Events

Quantifying Piety: Pilgrimage to Republican Rome

Thursday Lecture Series

Religiously motivated travel is well documented for Christian Rome: late antiquity and the early middle Ages witnessed the institutionalization of a pilgrimage economy of which Rome—with its many churches—was a primary node. That Christian pilgrimage made use of (in some cases directly mapped upon) pre-Christian itineraries and networks of travel is no longer seriously disputed. What may come as more of a surprise is the claim that Rome was a hub for pilgrimage well before the advent of Christianity. This is the claim that my talk will explore. I’ll be arguing that already by the third and second centuries BCE Rome was attracting out-of-towners to visit its dense landscape of shrines and temples.
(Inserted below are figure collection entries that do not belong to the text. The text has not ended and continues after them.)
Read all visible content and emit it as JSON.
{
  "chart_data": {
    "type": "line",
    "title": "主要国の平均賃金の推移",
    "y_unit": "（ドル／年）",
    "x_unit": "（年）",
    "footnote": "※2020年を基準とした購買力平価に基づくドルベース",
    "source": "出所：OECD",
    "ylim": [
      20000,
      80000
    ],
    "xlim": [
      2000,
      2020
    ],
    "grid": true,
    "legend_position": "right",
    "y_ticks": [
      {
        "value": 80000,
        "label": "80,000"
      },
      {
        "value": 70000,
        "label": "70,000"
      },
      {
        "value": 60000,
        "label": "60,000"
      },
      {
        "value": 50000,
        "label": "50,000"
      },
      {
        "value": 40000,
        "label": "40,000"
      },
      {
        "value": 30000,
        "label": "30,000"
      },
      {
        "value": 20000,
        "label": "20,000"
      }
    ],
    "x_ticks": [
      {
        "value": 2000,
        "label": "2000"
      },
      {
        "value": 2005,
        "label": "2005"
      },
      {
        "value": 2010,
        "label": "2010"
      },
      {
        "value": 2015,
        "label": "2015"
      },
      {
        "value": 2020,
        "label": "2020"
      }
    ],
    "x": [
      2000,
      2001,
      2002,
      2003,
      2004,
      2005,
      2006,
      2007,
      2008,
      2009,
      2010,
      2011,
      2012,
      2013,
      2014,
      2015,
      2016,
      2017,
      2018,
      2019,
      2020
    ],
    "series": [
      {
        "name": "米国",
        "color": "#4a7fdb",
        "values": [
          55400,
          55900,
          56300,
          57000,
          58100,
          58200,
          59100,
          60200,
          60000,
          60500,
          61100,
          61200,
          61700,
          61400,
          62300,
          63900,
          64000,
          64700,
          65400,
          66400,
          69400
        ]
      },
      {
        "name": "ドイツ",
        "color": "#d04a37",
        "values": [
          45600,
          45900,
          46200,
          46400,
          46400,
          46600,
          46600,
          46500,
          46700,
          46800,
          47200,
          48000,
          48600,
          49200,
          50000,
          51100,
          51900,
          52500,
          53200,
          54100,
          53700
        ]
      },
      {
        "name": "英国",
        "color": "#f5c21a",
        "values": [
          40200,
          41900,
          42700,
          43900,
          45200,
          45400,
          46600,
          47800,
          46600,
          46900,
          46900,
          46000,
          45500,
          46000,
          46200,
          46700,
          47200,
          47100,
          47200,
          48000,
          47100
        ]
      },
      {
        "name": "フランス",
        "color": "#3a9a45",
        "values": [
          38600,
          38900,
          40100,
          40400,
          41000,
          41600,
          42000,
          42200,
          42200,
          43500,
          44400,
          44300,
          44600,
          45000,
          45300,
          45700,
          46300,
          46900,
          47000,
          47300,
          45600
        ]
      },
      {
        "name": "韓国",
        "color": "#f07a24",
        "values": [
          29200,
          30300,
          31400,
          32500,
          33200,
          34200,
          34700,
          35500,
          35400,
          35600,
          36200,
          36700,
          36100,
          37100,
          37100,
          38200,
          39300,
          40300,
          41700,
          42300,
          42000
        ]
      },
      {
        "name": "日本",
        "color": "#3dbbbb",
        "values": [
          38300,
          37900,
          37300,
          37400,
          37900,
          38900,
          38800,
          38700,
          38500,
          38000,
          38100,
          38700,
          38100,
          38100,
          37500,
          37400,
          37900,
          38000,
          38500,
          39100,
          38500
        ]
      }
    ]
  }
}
Because the literary evidence for this traffic to Rome is in relatively short supply, my talk will concentrate on three types of material evidence: (a) a set of Latin inscriptions hailing from Rome and dating to the third and second centuries that record dedications to divinities; (b) a group of third-century vases and dishes manufactured in or near Rome that are inscribed with the name of a divinity followed by the word pocolom (“cup”); (c) uninscribed third- and second-century anatomical terracottas left as dedications at Rome’s temples and shrines. The first two-thirds of the talk will present these bodies of evidence and read them as signs (in the case of (b), relics) of the centrifugal-centripuntal dynamics of pilgrimage to Rome. Concentrating more narrowly on (c), the final third of the talk will quantify the anatomical terracottas and generate some (speculative but statistically premised) models for how many out-of-towners likely visited Rome to offer dedications during the third and second centuries.